Architectural Model of the Hochhaus

The ‘Hochhaus Herrengasse’ was considered the first skyscraper in Vienna. It was built in 1931-32 by the architectural firm Theiss & Jaksch.

The ‘Hochhaus’ has a very functional look and stands in sharp contrast to all the highly decorative buildings that make up the ‘Innenstadt’. The floor space of the last 5 of the total 16 floors were reduced to form stepped terraces. The last two floors make up some sort of square glass pavilion crowning the edifice.


Top Floor Glas Pavilion

It was this pavilion that I wanted to see. This was not so easy since it was a private residential building. However, the city of Vienna participated in ‘OPEN HOUSE WIEN’. On the 12. and 13. September 2015 architecturally noteworthy buildings of any type were accessible to the public. The ‘Hochhaus Herrengasse’ participated and I was able to see the pavilion.

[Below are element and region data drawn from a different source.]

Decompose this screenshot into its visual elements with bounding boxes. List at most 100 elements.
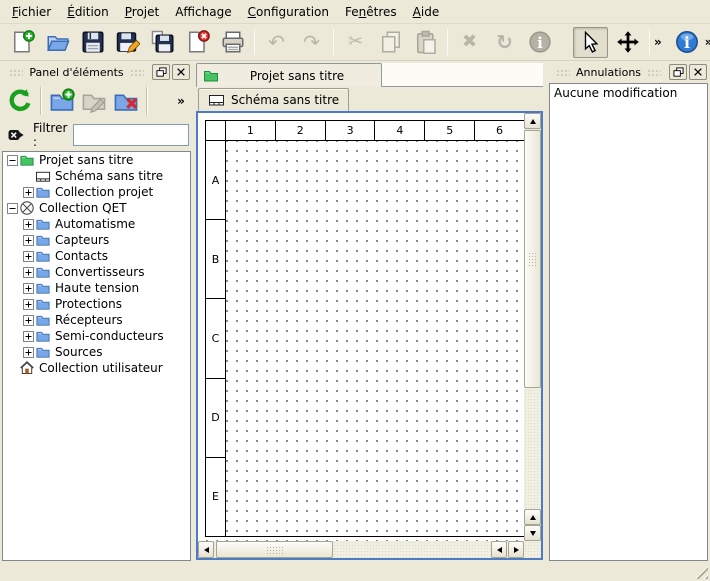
tree-item-label: Sources [55, 345, 102, 359]
menu-item-affichage[interactable]: Affichage [167, 2, 239, 22]
tree-item-contacts[interactable]: Contacts [3, 248, 190, 264]
expander-icon[interactable] [22, 187, 34, 198]
scroll-left-button[interactable] [198, 541, 214, 558]
panel-overflow-button[interactable]: » [173, 94, 189, 108]
tree-item-sources[interactable]: Sources [3, 344, 190, 360]
new-category-button[interactable] [46, 85, 78, 117]
expander-icon[interactable] [22, 347, 34, 358]
close-document-button[interactable] [180, 27, 215, 58]
undo-list-item[interactable]: Aucune modification [550, 84, 707, 102]
new-document-button[interactable] [5, 27, 40, 58]
tree-item-convertisseurs[interactable]: Convertisseurs [3, 264, 190, 280]
tree-item-collection-qet[interactable]: Collection QET [3, 200, 190, 216]
horizontal-scrollbar[interactable] [198, 541, 524, 558]
expander-icon[interactable] [6, 155, 18, 166]
edit-category-button[interactable] [78, 85, 110, 117]
expander-icon [6, 363, 18, 374]
toolbar-overflow-button[interactable]: » [654, 35, 662, 49]
expander-icon[interactable] [22, 235, 34, 246]
delete-button[interactable]: ✖ [452, 27, 487, 58]
vertical-scroll-thumb[interactable] [524, 130, 541, 388]
expander-icon[interactable] [22, 315, 34, 326]
tree-item-automatisme[interactable]: Automatisme [3, 216, 190, 232]
expander-icon[interactable] [22, 283, 34, 294]
dock-grip[interactable] [9, 68, 23, 76]
tree-item-haute-tension[interactable]: Haute tension [3, 280, 190, 296]
elements-panel-title: Panel d'éléments [29, 66, 123, 79]
folder-blue-icon [34, 248, 51, 264]
float-dock-button[interactable] [152, 64, 170, 80]
tree-item-protections[interactable]: Protections [3, 296, 190, 312]
tree-item-semi-conducteurs[interactable]: Semi-conducteurs [3, 328, 190, 344]
tree-item-projet-sans-titre[interactable]: Projet sans titre [3, 152, 190, 168]
tree-item-capteurs[interactable]: Capteurs [3, 232, 190, 248]
filter-input[interactable] [73, 124, 189, 146]
column-header-5: 5 [424, 121, 474, 140]
save-all-button[interactable] [145, 27, 180, 58]
print-button[interactable] [215, 27, 250, 58]
float-icon [673, 67, 684, 78]
tab-schema-sans-titre[interactable]: Schéma sans titre [198, 88, 349, 111]
menu-item-projet[interactable]: Projet [117, 2, 167, 22]
filter-row: Filtrer : [0, 121, 193, 148]
vertical-scrollbar[interactable] [524, 113, 541, 541]
scrollbar-corner [524, 541, 541, 558]
project-tab-label: Projet sans titre [219, 69, 375, 83]
redo-button[interactable]: ↷ [294, 27, 329, 58]
menu-item-configuration[interactable]: Configuration [240, 2, 337, 22]
tree-item-label: Collection QET [39, 201, 127, 215]
tree-item-recepteurs[interactable]: Récepteurs [3, 312, 190, 328]
menu-item-aide[interactable]: Aide [405, 2, 448, 22]
scroll-right-button[interactable] [508, 541, 524, 558]
dock-grip[interactable] [556, 68, 570, 76]
scroll-up-button-2[interactable] [524, 509, 541, 525]
save-as-button[interactable] [110, 27, 145, 58]
rotate-button[interactable]: ↻ [487, 27, 522, 58]
diagram-canvas[interactable]: 123456 ABCDE [198, 113, 524, 541]
expander-icon[interactable] [6, 203, 18, 214]
tree-item-schema-sans-titre[interactable]: Schéma sans titre [3, 168, 190, 184]
horizontal-scroll-thumb[interactable] [216, 541, 333, 558]
delete-category-button[interactable] [110, 85, 142, 117]
open-document-button[interactable] [40, 27, 75, 58]
expander-icon[interactable] [22, 219, 34, 230]
undo-history-list[interactable]: Aucune modification [549, 83, 708, 561]
menu-item-edition[interactable]: Édition [59, 2, 117, 22]
save-button[interactable] [75, 27, 110, 58]
scroll-mode-button[interactable] [610, 27, 645, 58]
scroll-down-button[interactable] [524, 525, 541, 541]
about-button[interactable]: i [670, 27, 705, 58]
copy-button[interactable] [373, 27, 408, 58]
dock-grip[interactable] [130, 68, 144, 76]
close-dock-button[interactable] [689, 64, 707, 80]
close-dock-button[interactable] [172, 64, 190, 80]
reload-collections-button[interactable] [4, 85, 36, 117]
folder-blue-icon [34, 344, 51, 360]
resize-grip[interactable] [695, 566, 708, 579]
undo-panel-title: Annulations [576, 66, 641, 79]
expander-icon[interactable] [22, 299, 34, 310]
toolbar-separator [333, 29, 334, 55]
tree-item-collection-utilisateur[interactable]: Collection utilisateur [3, 360, 190, 376]
paste-button[interactable] [408, 27, 443, 58]
tab-projet-sans-titre[interactable]: Projet sans titre [196, 63, 382, 87]
expander-icon[interactable] [22, 267, 34, 278]
dock-grip[interactable] [647, 68, 661, 76]
tree-item-collection-projet[interactable]: Collection projet [3, 184, 190, 200]
folder-delete-icon [113, 88, 139, 114]
undo-button[interactable]: ↶ [259, 27, 294, 58]
menu-item-fenetres[interactable]: Fenêtres [337, 2, 405, 22]
scroll-left-button-2[interactable] [491, 541, 507, 558]
expander-icon[interactable] [22, 251, 34, 262]
clear-filter-icon[interactable] [5, 127, 27, 143]
select-mode-button[interactable] [573, 27, 608, 58]
conductor-info-button[interactable]: i [522, 27, 557, 58]
toolbar-overflow-button[interactable]: » [705, 35, 710, 49]
expander-icon[interactable] [22, 331, 34, 342]
scroll-up-button[interactable] [524, 113, 541, 129]
float-dock-button[interactable] [669, 64, 687, 80]
undo-toolbar-group: ↶↷ [259, 27, 329, 58]
cut-button[interactable]: ✂ [338, 27, 373, 58]
refresh-icon [7, 88, 33, 114]
menu-item-fichier[interactable]: Fichier [4, 2, 59, 22]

My expectations were high since the top pavilion is echoed at ground level where a wonderful circular glass pavilion is situated. There one can enjoy a cup of coffee (see


Unger und Klein- Wein-Kaffee im Hochhaus

Unfortunately, although it was great to see the top two floors much of the glass had been replaced with aluminium plates. The space looked nothing like the ‘rotunda’ at ground level. Nevertheless this space exemplifies Le Corbusier”s ‘Dom-Ino’ House of 1914-15 with its open floor plan structure.

At the ‘Hochhaus’ the steel frame of the top two floors act completely independent from the floor plans. This allows complete freedom to design the interior configuration. In addition, there are no load-bearing walls allowing the outer walls to be made completely of glass.

This pavilion, altered over time, can still be appreciated when bearing the architectural model in mind displayed in the foyer.